Thursday, August 1, 2019

When Dance Is No Longer Fun

Let me start out saying, I'm not quitting dance. I've simply changed course. I discovered a teacher who is really teaching me...not throwing choreo at me and expecting me to master it in 55 minutes. I've gone to the basics...things I've never learned before. This new teacher doesn't hesitate to correct me, with either verbal or physical queues. She will put my arms in the correct position, turn my hips the right way, etc. She explains the muscles involved, and where I should be concentrating for various skills. It is a long process for me, but I'm slowly getting it!

I had to go outside of my "home" studio to find this. Sadly, my home studio stopped being "fun". This is what led me to re-evaluating...I mean, what did I really want from dance, and what kind of dancer did I want to be? If I was no longer having fun, if I was no longer FEELING dance, what had changed?

After reflecting, I realized that there were a few key things I wasn't getting from my studio.

First of all, I wasn't feeling the music selections and choreo any longer. The instructors were moving more and more toward "sexy" dancing to songs that I truly didn't like! (Sorry, I just don't see what Cardi B has to offer in terms of music, and there is no real musicality to her stuff.) I get it...this brings people to class, because it attracts a broader group of skills (from no skills who just want to learn things for the club to higher skilled dancers just wanting fun routines). But I wanted to be a BETTER dancer. I wasn't just there to have fun! Twerking isn't my thing at all...I personally don't see why so many think it looks sexy, because I actually think it looks stupid...but I digress.

Next, there have been new folks coming to the studio who do not get the concept of "dance under yourself". This actually does a lot to ruin the experience! When I'm trying to learn choreo, I don't want to have to be worried about avoiding people who simply are too into it to realize they need to use a smaller space in a full class. I know how to dance under myself when I need to, and I expect others (especially folks who claim to have been in high school dance squads and such) to know how to stay in their own space. It ruins the experience for me if I'm spending more time avoiding people than actually dancing.

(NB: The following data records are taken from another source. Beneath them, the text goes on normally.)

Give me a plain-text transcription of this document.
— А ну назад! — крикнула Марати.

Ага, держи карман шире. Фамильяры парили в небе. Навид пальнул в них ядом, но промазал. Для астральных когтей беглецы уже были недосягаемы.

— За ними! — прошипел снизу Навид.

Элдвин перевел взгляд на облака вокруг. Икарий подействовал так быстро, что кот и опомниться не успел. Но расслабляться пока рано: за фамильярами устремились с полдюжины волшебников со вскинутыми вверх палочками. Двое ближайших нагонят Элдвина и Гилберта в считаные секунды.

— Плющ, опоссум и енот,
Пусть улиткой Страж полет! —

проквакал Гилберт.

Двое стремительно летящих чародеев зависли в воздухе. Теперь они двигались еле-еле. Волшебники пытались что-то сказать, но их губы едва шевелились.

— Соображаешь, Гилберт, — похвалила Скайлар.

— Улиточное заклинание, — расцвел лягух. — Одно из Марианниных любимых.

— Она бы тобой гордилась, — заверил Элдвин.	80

And finally, the instructors who actually taught skills have left the studio, and no one does this any more. I don't feel like anyone is actually trying to make anyone better. They obviously have favorites (and sadly, I've always felt this), and these same people get all of the attention. As my new teacher said, "...and you give them your money!" I think that is when I started re-evaluating things! It was about 3 classes in when I was telling her what I've been getting from her class (i.e., the correction and explanation of how to actually do things correctly), and how I wasn't getting that from the studio I had been at for years..."...and you give them your money!" That hit me hard!! I was paying these people twice as much per month as this new teacher for them to not really TEACH!

So I haven't lost my passion for dance, I've just decided what kind of dancer I want to be. I don't want to be that twerking club dancer. I don't want to be that person who is always positioned at the back of the stage for performances because I'm not as skilled as the others (and EVERYONE who wants to perform gets to perform). I'd rather not perform at all and take the time for someone to teach me, than just be thrown on a stage with no real feedback, and lackluster choreo...because the instructor "dumbs down" the choreo so everyone gets it. I WANT TO DANCE!